No suitcase. No goodbyes.

She didn’t go home—whatever that meant now. She wandered. Italy. Croatia. Montenegro. A kind of pilgrimage, not to forget, but to remember correctly. Every shoreline whispered to her in voices not quite her own.

Sometimes she thought she saw him—Jackson, not Caleb—watching from the cliffs, beneath the waves, in the reflection of her wine glass.

And sometimes, she thought she felt Caleb, too.

Not dead. Not gone.

Just waiting.

She never returned to Kefalonia. But she heard stories.

Of strange tides.

Of wedding rings washing ashore.

Of a villa that no one would rent.

Locals said it was cursed. That a bride died there on her honeymoon. Or a groom. Or a pair of twins. The legends varied, twisted by time and salt.

But one thing remained in every version: the sea never forgets.


It was five years later when Isla received the invitation.

No address. No sender.

Just a card, cream and gold, inscribed in her own handwriting.

“The Second Vow.”

Inside: a date. A time. A place.

Midnight. The cove.

She almost threw it away.

But that night, she went.

Because of course she did.


The cove looked the same. The sea, calmer. The moon, whole.

She stood where she once fell, dressed not in white, but black.

No one waited.

And then, footsteps.

She turned.

He stood at the water’s edge.

Not Jackson. Not Caleb.

Both.

Somehow—impossibly—both.

The face she loved and feared, split down a line she couldn’t see. One eye tender, one eye cruel. One side alive. The other… ancient.

“You came,” he said.

“I had to.”

“This is the vow,” he said.

“I didn’t make a vow to you,” she whispered.

“Yes,” he said. “You made it to both of us.”

He stepped closer. “One ran. One took his place. But you never left us, Isla.”

“I didn’t choose either of you,” she said.

He smiled. “That’s not how fate works.”

She looked down at her hands. The wedding ring had returned. Fitted perfectly. Cold as the grave.

He reached for her.

And she didn’t pull away.

Because maybe this was love.

Or maybe this was horror.

Maybe there’s no difference.


There is a story the sea tells, if you know how to listen.

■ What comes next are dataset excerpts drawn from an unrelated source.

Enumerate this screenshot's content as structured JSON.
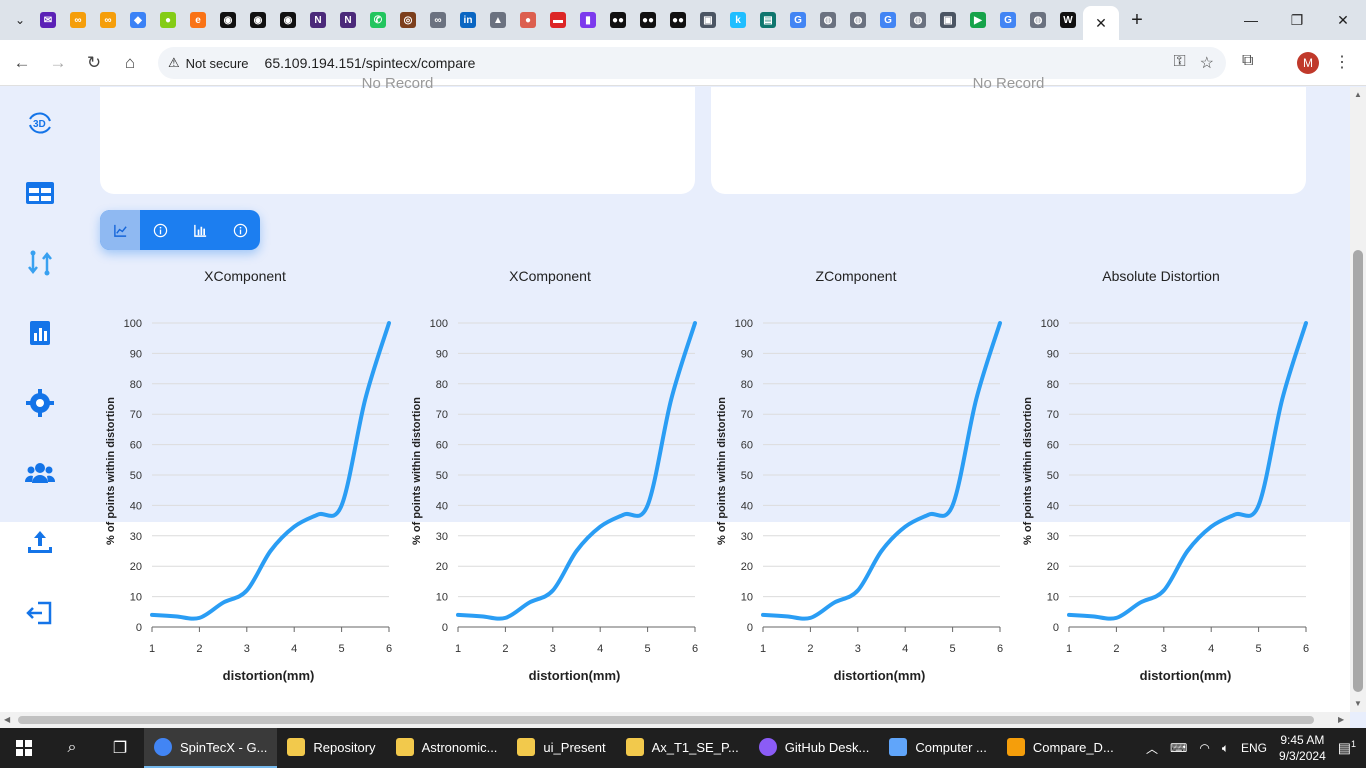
{
  "browser": {
    "tab_favicons": [
      {
        "name": "gmail-icon",
        "color": "#5b21b6",
        "glyph": "✉"
      },
      {
        "name": "infinity-icon",
        "color": "#f59e0b",
        "glyph": "∞"
      },
      {
        "name": "infinity-icon-2",
        "color": "#f59e0b",
        "glyph": "∞"
      },
      {
        "name": "edu-icon",
        "color": "#3b82f6",
        "glyph": "◆"
      },
      {
        "name": "map-pin-icon",
        "color": "#84cc16",
        "glyph": "●"
      },
      {
        "name": "edge-icon",
        "color": "#f97316",
        "glyph": "e"
      },
      {
        "name": "github-icon",
        "color": "#111111",
        "glyph": "◉"
      },
      {
        "name": "github-icon-2",
        "color": "#111111",
        "glyph": "◉"
      },
      {
        "name": "github-icon-3",
        "color": "#111111",
        "glyph": "◉"
      },
      {
        "name": "onenote-icon",
        "color": "#4b2a7a",
        "glyph": "N"
      },
      {
        "name": "onenote-icon-2",
        "color": "#4b2a7a",
        "glyph": "N"
      },
      {
        "name": "whatsapp-icon",
        "color": "#22c55e",
        "glyph": "✆"
      },
      {
        "name": "seal-icon",
        "color": "#7c3f1d",
        "glyph": "◎"
      },
      {
        "name": "link-icon",
        "color": "#6b7280",
        "glyph": "∞"
      },
      {
        "name": "linkedin-icon",
        "color": "#0a66c2",
        "glyph": "in"
      },
      {
        "name": "bird-icon",
        "color": "#6b7280",
        "glyph": "▲"
      },
      {
        "name": "brain-icon",
        "color": "#dc5f4f",
        "glyph": "●"
      },
      {
        "name": "mail-red-icon",
        "color": "#dc2626",
        "glyph": "▬"
      },
      {
        "name": "purple-app-icon",
        "color": "#7c3aed",
        "glyph": "▮"
      },
      {
        "name": "medium-icon",
        "color": "#111111",
        "glyph": "●●"
      },
      {
        "name": "medium-icon-2",
        "color": "#111111",
        "glyph": "●●"
      },
      {
        "name": "medium-icon-3",
        "color": "#111111",
        "glyph": "●●"
      },
      {
        "name": "person-icon",
        "color": "#4b5563",
        "glyph": "▣"
      },
      {
        "name": "kaggle-icon",
        "color": "#20beff",
        "glyph": "k"
      },
      {
        "name": "sheet-icon",
        "color": "#0f766e",
        "glyph": "▤"
      },
      {
        "name": "google-icon",
        "color": "#4285f4",
        "glyph": "G"
      },
      {
        "name": "globe-icon",
        "color": "#6b7280",
        "glyph": "◍"
      },
      {
        "name": "chrome-icon",
        "color": "#6b7280",
        "glyph": "◍"
      },
      {
        "name": "google-icon-2",
        "color": "#4285f4",
        "glyph": "G"
      },
      {
        "name": "globe-icon-2",
        "color": "#6b7280",
        "glyph": "◍"
      },
      {
        "name": "person-icon-2",
        "color": "#4b5563",
        "glyph": "▣"
      },
      {
        "name": "meet-icon",
        "color": "#16a34a",
        "glyph": "▶"
      },
      {
        "name": "google-icon-3",
        "color": "#4285f4",
        "glyph": "G"
      },
      {
        "name": "globe-icon-3",
        "color": "#6b7280",
        "glyph": "◍"
      },
      {
        "name": "wikipedia-icon",
        "color": "#111111",
        "glyph": "W"
      }
    ],
    "address": {
      "security_label": "Not secure",
      "url": "65.109.194.151/spintecx/compare"
    },
    "profile_initial": "M"
  },
  "page": {
    "top_cards": [
      {
        "no_record": "No Record"
      },
      {
        "no_record": "No Record"
      }
    ]
  },
  "chart_data": [
    {
      "type": "line",
      "title": "XComponent",
      "xlabel": "distortion(mm)",
      "ylabel": "% of points within distortion",
      "x": [
        1,
        1.5,
        2,
        2.5,
        3,
        3.5,
        4,
        4.5,
        5,
        5.5,
        6
      ],
      "y": [
        4,
        3.5,
        3,
        8,
        12,
        25,
        33,
        37,
        40,
        75,
        100
      ],
      "xticks": [
        "1",
        "2",
        "3",
        "4",
        "5",
        "6"
      ],
      "yticks": [
        "0",
        "10",
        "20",
        "30",
        "40",
        "50",
        "60",
        "70",
        "80",
        "90",
        "100"
      ],
      "xlim": [
        1,
        6
      ],
      "ylim": [
        0,
        100
      ],
      "grid": true,
      "color": "#2a9df4"
    },
    {
      "type": "line",
      "title": "XComponent",
      "xlabel": "distortion(mm)",
      "ylabel": "% of points within distortion",
      "x": [
        1,
        1.5,
        2,
        2.5,
        3,
        3.5,
        4,
        4.5,
        5,
        5.5,
        6
      ],
      "y": [
        4,
        3.5,
        3,
        8,
        12,
        25,
        33,
        37,
        40,
        75,
        100
      ],
      "xticks": [
        "1",
        "2",
        "3",
        "4",
        "5",
        "6"
      ],
      "yticks": [
        "0",
        "10",
        "20",
        "30",
        "40",
        "50",
        "60",
        "70",
        "80",
        "90",
        "100"
      ],
      "xlim": [
        1,
        6
      ],
      "ylim": [
        0,
        100
      ],
      "grid": true,
      "color": "#2a9df4"
    },
    {
      "type": "line",
      "title": "ZComponent",
      "xlabel": "distortion(mm)",
      "ylabel": "% of points within distortion",
      "x": [
        1,
        1.5,
        2,
        2.5,
        3,
        3.5,
        4,
        4.5,
        5,
        5.5,
        6
      ],
      "y": [
        4,
        3.5,
        3,
        8,
        12,
        25,
        33,
        37,
        40,
        75,
        100
      ],
      "xticks": [
        "1",
        "2",
        "3",
        "4",
        "5",
        "6"
      ],
      "yticks": [
        "0",
        "10",
        "20",
        "30",
        "40",
        "50",
        "60",
        "70",
        "80",
        "90",
        "100"
      ],
      "xlim": [
        1,
        6
      ],
      "ylim": [
        0,
        100
      ],
      "grid": true,
      "color": "#2a9df4"
    },
    {
      "type": "line",
      "title": "Absolute Distortion",
      "xlabel": "distortion(mm)",
      "ylabel": "% of points within distortion",
      "x": [
        1,
        1.5,
        2,
        2.5,
        3,
        3.5,
        4,
        4.5,
        5,
        5.5,
        6
      ],
      "y": [
        4,
        3.5,
        3,
        8,
        12,
        25,
        33,
        37,
        40,
        75,
        100
      ],
      "xticks": [
        "1",
        "2",
        "3",
        "4",
        "5",
        "6"
      ],
      "yticks": [
        "0",
        "10",
        "20",
        "30",
        "40",
        "50",
        "60",
        "70",
        "80",
        "90",
        "100"
      ],
      "xlim": [
        1,
        6
      ],
      "ylim": [
        0,
        100
      ],
      "grid": true,
      "color": "#2a9df4"
    }
  ],
  "taskbar": {
    "apps": [
      {
        "label": "SpinTecX - G...",
        "icon": "chrome-icon",
        "color": "#4285f4",
        "active": true
      },
      {
        "label": "Repository",
        "icon": "folder-icon",
        "color": "#f2c94c",
        "active": false
      },
      {
        "label": "Astronomic...",
        "icon": "folder-icon",
        "color": "#f2c94c",
        "active": false
      },
      {
        "label": "ui_Present",
        "icon": "folder-icon",
        "color": "#f2c94c",
        "active": false
      },
      {
        "label": "Ax_T1_SE_P...",
        "icon": "folder-icon",
        "color": "#f2c94c",
        "active": false
      },
      {
        "label": "GitHub Desk...",
        "icon": "github-desktop-icon",
        "color": "#8b5cf6",
        "active": false
      },
      {
        "label": "Computer ...",
        "icon": "computer-icon",
        "color": "#60a5fa",
        "active": false
      },
      {
        "label": "Compare_D...",
        "icon": "paint-icon",
        "color": "#f59e0b",
        "active": false
      }
    ],
    "tray": {
      "language": "ENG",
      "time": "9:45 AM",
      "date": "9/3/2024",
      "notification_count": "1"
    }
  }
}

Of a woman with two loves.

Of a vow made once, and broken twice.

Of a twin who drowned and one who deserved to.

Of a bride who walked willingly into the tide, smiling.

They say if you walk the cove alone at midnight, you can hear her whispering.

Or screaming.

Or singing.

But most of all—waiting.

Because she made a vow.

And some vows are deeper than death.